Japanese Prime Minister Sanae Takaichi to Dissolve Lower House for Feb. 8 Snap Election

The Yomiuri Shimbun
Prime Minister Sanae Takaichi speaks during a press conference at the Prime Minister’s Office on Monday.

Prime Minister Sanae Takaichi will dissolve the House of Representatives on Friday for a Feb. 8 snap election to seek the public’s mandate for her Liberal Democratic Party forming a coalition with the Japan Innovation Party, she announced Monday.

“I think it is time for the people, who are vested with sovereign power, to decide on whether I should be prime minister,” Takaichi said.

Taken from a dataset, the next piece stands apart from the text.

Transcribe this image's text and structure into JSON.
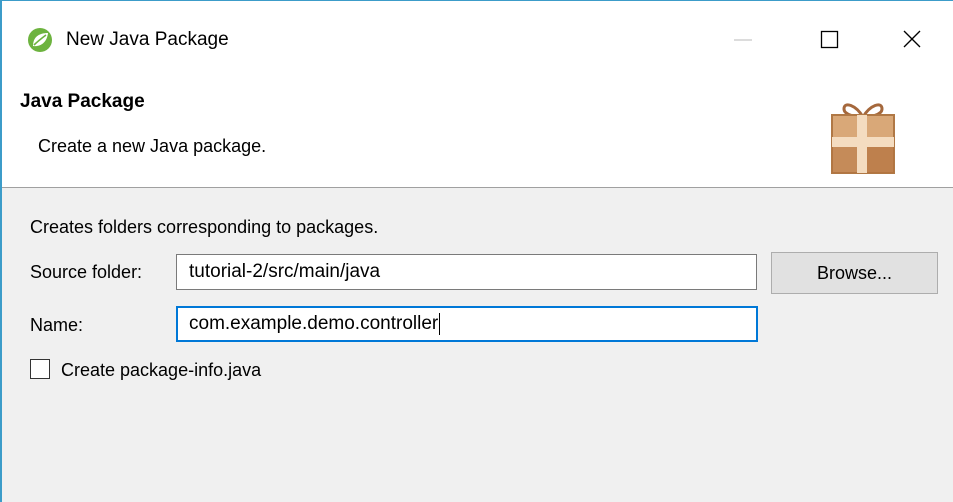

She said official campaigning will start on Jan. 27, and candidacies will be filed on that day, with the election held on Feb. 8. It will be the first general election since the LDP and the JIP formed a coalition in October.

The period between the dissolution and election day will be just 16 days, the shortest for a lower house election since the end of World War II. Parties have sped up their selection of prospective candidates and formulation of campaign pledges for the short campaign period.

Takaichi said during the press conference that the threshold for victory is the ruling coalition securing a majority in the lower house, which would mean winning at least 233 seats in the 465-seat lower chamber of the Diet.

In the previous lower house election held under then Prime Minister Shigeru Ishiba in October 2024, the LDP-Komeito ruling coalition suffered a crushing defeat, with their combined number of seats falling below a majority.

In the upcoming general election, it is likely the Centrist Reform Alliance — newly formed between the Constitutional Democratic Party of Japan and Komeito — will lead the opposition challenge against the LDP-JIP coalition.

The main point of contention during campaigning will likely be measures against rising prices, an issue that voters are keenly interested in. Some parties are advocating measures against high prices such as the lowering of the consumption tax.

Debates over Takaichi’s “responsible and proactive public finance” approach on fiscal management are likely to intensify during campaigning. So are those regarding the issue of enhancing the nation’s defense capabilities by pushing ahead with the revising of the National Defense Strategy and two other security-related documents.

With the lower house election being held in February, the fiscal 2026 budget is unlikely to be passed by the end of fiscal 2025. The government and ruling parties intend to address this issue by compiling a stopgap budget.

Opposition parties are criticizing both the government and ruling parties for creating a political vacuum. “[Takaichi] takes the lives of people lightly, and there is no just cause [for holding a general election],” CDPJ leader Yoshihiko Noda said.